O QUÊ HÁ DE ERRADO COM NOSSOS ESPERMATOZÓIDES ?
"
- Células
reprodutivas masculinas parecem estar em franco declínio em todo
o mundo. Provável causa: poluição química
-
por
Michael D. Lemonick
O processo de
concepção humana é quase absurdamente ineficiente.
Durante a cópula, o homem expele dezenas de milhões de
espermatozóides com considerável força no interior
do canal vaginal de sua companheira. Apesar deste impulso inicial, a
maioria destas finas e auto-propulsoras células com aspecto de
um girino, jamais alcançarão o longuíquo óvulo
feminino flutuando nas profundezas das trompas de Falópio. E
se um deles, finalmente completa sua trajetória, pode não
dispor de energia suficiente para fertilizá-lo.

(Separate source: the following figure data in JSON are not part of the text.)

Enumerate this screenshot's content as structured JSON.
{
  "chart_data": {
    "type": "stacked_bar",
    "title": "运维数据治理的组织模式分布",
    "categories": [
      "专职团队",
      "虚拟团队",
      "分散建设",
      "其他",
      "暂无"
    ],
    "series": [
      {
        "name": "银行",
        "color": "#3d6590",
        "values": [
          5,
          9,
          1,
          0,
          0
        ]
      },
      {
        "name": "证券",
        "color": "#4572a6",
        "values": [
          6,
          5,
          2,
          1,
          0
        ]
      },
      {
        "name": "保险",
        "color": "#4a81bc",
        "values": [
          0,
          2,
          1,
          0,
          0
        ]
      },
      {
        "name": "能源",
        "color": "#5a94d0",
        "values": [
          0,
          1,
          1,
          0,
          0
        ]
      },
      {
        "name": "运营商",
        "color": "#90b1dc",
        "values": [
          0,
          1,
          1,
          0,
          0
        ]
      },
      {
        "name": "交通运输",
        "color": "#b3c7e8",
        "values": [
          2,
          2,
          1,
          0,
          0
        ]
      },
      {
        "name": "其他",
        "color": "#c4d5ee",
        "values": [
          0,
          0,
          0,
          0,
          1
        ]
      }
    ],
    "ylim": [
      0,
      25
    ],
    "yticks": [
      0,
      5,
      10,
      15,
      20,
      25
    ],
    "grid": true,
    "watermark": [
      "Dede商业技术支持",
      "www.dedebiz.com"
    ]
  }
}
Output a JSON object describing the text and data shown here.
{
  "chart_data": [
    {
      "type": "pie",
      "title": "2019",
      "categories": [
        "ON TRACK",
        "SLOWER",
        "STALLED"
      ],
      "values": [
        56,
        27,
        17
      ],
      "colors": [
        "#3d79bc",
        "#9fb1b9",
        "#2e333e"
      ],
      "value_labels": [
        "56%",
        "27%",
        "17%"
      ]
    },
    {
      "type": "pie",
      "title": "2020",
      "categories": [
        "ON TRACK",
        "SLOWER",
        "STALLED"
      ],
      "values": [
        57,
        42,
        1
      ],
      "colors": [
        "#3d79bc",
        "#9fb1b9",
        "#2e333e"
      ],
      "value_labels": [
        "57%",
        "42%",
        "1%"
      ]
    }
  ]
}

Em razão desta monumental odisséia, o homem obviamente
necessita preservar cada um de seus espermatozóides. Qualquer
situação que coloque o o seu número abaixo de algo
em torno de 20 milhões por mililitro de sêmen - uma ejaculação
normal varia de 40 a l20 milhões - já faria a chance do
homem ser pai de um nenê, cair abruptamente. Este é o motivo
da profunda preocupação de médicos a respeito de
certas tendências que a medicina têm observado nos últimos
anos. Caso após caso, constata-se que a contagem de espermatozóides,
em homens de todo o mundo, parece estar numa queda vertiginosa.
O último destes casos apareceu, no último mês, no
"British Medical Journal". Pesquisadores de Edimburgo, Escócia,
relataram que homens nascidos depois de 1970 apresentavam uma contagem
de espermatozóides, 25% mais baixa do que aqueles que nasceram
antes de 1959 - uma média de declínio de 2,1% ao ano.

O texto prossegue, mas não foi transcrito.